You can watch the video yourself to hear why these 3 things are important.  I promise you will be inspired.  


It is my hope that in the next 10 years I’ll be able to look back and be proud of the person I grow into.  For me life is a process.  I’ll never be finished growing and learning.  I don’t want to be finished.  I’ve made a lot of mistakes.  I just hope today I’m a little bit better than I was yesterday.  Imperfect progress. 

Thanks for reading.

Monday, September 16, 2013

What If? What If? What If?

The topic of worry was the focus of one of my daily readings the other day.  It wasn’t so much about what we fret over, or what causes us anxiety, but rather what we can do to calm ourselves?  I can make a list of the things that run through my mind when I can’t sleep at 3 AM.  There are less important things like: remembering to return library books on time. Did I program the coffee pot correctly?  Will I get called to sub tomorrow? Beating myself up for not eating enough vegetables and loving chocolate too much.  And, there are also more pressing things like: hoping my kids are kind to others; wondering if I properly answered Elliot’s questions about heaven correctly.  Asking myself if I’m doing the right thing by not letting my kids share a room except on weekends? What if the small growth on my lung is getting bigger?  All these thoughts swirl through my mind.  If I allow the worry to gain strength, before I know it I am struggling to keep my head above the current of the thoughts. 

So this brings me to…what can I do about it?  Usually I start by asking myself "what if?"  What if I didn’t turn the coffee pot to “auto?”  What if I didn’t say just the right thing to Elliot when we asked me if Grandma Mary misses him even though she’s in heaven?  What if we don’t spend enough time studying math facts?  What if the library books are late?  Usually the answers to the questions help place the problem in a different perspective.  When the answer to the “what if?” isn’t so powerful; it’s a correlation to me that the worry isn’t such a worry.  For me, it can be as simple as asking “what if?”

Now, sometimes the answers to “what if?” are scary too.  Each new school year I have to fill out paperwork for Elliot.  Each year I have to explain to his new teacher about his cyst on his brain.  The cyst has its own set of “what if?” questions.  So far we’ve been so fortunate that the cyst hasn’t changed in size or caused him physical problems.  I cannot worry my life away over what may or may not happen to Elliot. 

In those first few weeks of learning about Elliot’s cyst (when he was 3) I would sit in his room while he slept and ask myself those scary questions.  My heart would race and hot tears would sting my eyes.  I felt really angry at God for what we were facing.  Through those angry prayers, tears, and then support of family and friends I’ve been able to let go of the worry.  This doesn't mean I don't feel concern.  It means (in general) it doesn't keep me up at night.  I am completely powerless over the situation.  I’m learning to place that worry in its true perspective.  When I do, I find it loses its power to dominate my thoughts and my life.  I can let go and let Elliot live the life he is meant to live. 
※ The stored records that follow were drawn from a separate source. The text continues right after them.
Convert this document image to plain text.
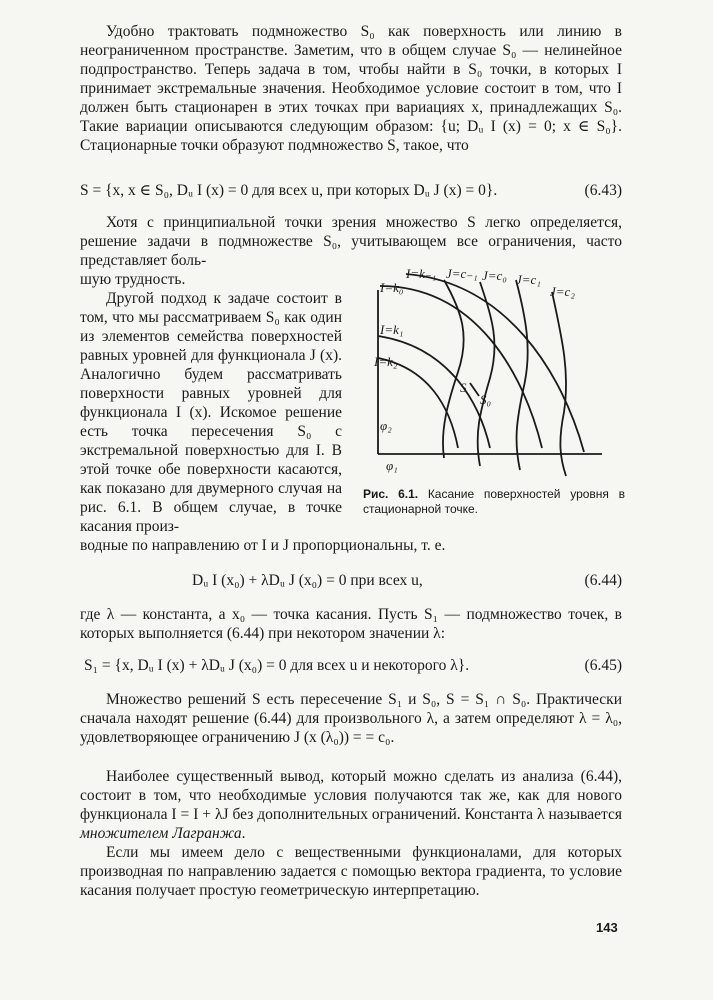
Удобно трактовать подмножество S₀ как поверхность или линию в неограниченном пространстве. Заметим, что в общем случае S₀ — нелинейное подпространство. Теперь задача в том, чтобы найти в S₀ точки, в которых I принимает экстремальные значения. Необходимое условие состоит в том, что I должен быть стационарен в этих точках при вариациях x, принадлежащих S₀. Такие вариации описываются следующим образом: {u; Dᵤ I (x) = 0; x ∈ S₀}. Стационарные точки образуют подмножество S, такое, что

S = {x, x ∈ S₀, Dᵤ I (x) = 0 для всех u, при которых Dᵤ J (x) = 0}.	(6.43)

Хотя с принципиальной точки зрения множество S легко определяется, решение задачи в подмножестве S₀, учитывающем все ограничения, часто представляет боль-

шую трудность.

Другой подход к задаче состоит в том, что мы рассматриваем S₀ как один из элементов семейства поверхностей равных уровней для функционала J (x). Аналогично будем рассматривать поверхности равных уровней для функционала I (x). Искомое решение есть точка пересечения S₀ с экстремальной поверхностью для I. В этой точке обе поверхности касаются, как показано для двумерного случая на рис. 6.1. В общем случае, в точке касания произ-

водные по направлению от I и J пропорциональны, т. е.

Dᵤ I (x₀) + λDᵤ J (x₀) = 0 при всех u,	(6.44)

где λ — константа, а x₀ — точка касания. Пусть S₁ — подмножество точек, в которых выполняется (6.44) при некотором значении λ:

S₁ = {x, Dᵤ I (x) + λDᵤ J (x₀) = 0 для всех u и некоторого λ}.	(6.45)

Множество решений S есть пересечение S₁ и S₀, S = S₁ ∩ S₀. Практически сначала находят решение (6.44) для произвольного λ, а затем определяют λ = λ₀, удовлетворяющее ограничению J (x (λ₀)) = = c₀.

Наиболее существенный вывод, который можно сделать из анализа (6.44), состоит в том, что необходимые условия получаются так же, как для нового функционала I = I + λJ без дополнительных ограничений. Константа λ называется множителем Лагранжа.

Если мы имеем дело с вещественными функционалами, для которых производная по направлению задается с помощью вектора градиента, то условие касания получает простую геометрическую интерпретацию.

I=k₀
I=k₋₁ J=c₋₁ J=c₀ J=c₁
J=c₂
I=k₁
I=k₂
S
S₀
φ₂
φ₁
Рис. 6.1. Касание поверхностей уровня в стационарной точке.
143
Worry is a challenge for me.  It will be something I will battle against again and again.  I’ll have to keep reeling in the thoughts and ask “what if?”  I’ll also have to ask for the courage to place the worry in its true perspective.  How grateful I am do have found one way to deal. 

Gratitude.  That’s another way.  Sometimes it’s a simple statement.  Other times (or when I’m struggling more) it’s an A-Z list. 

Today’s “B” is blog.  I’m grateful to have this blog to share my random thoughts.  “R” is for the readers.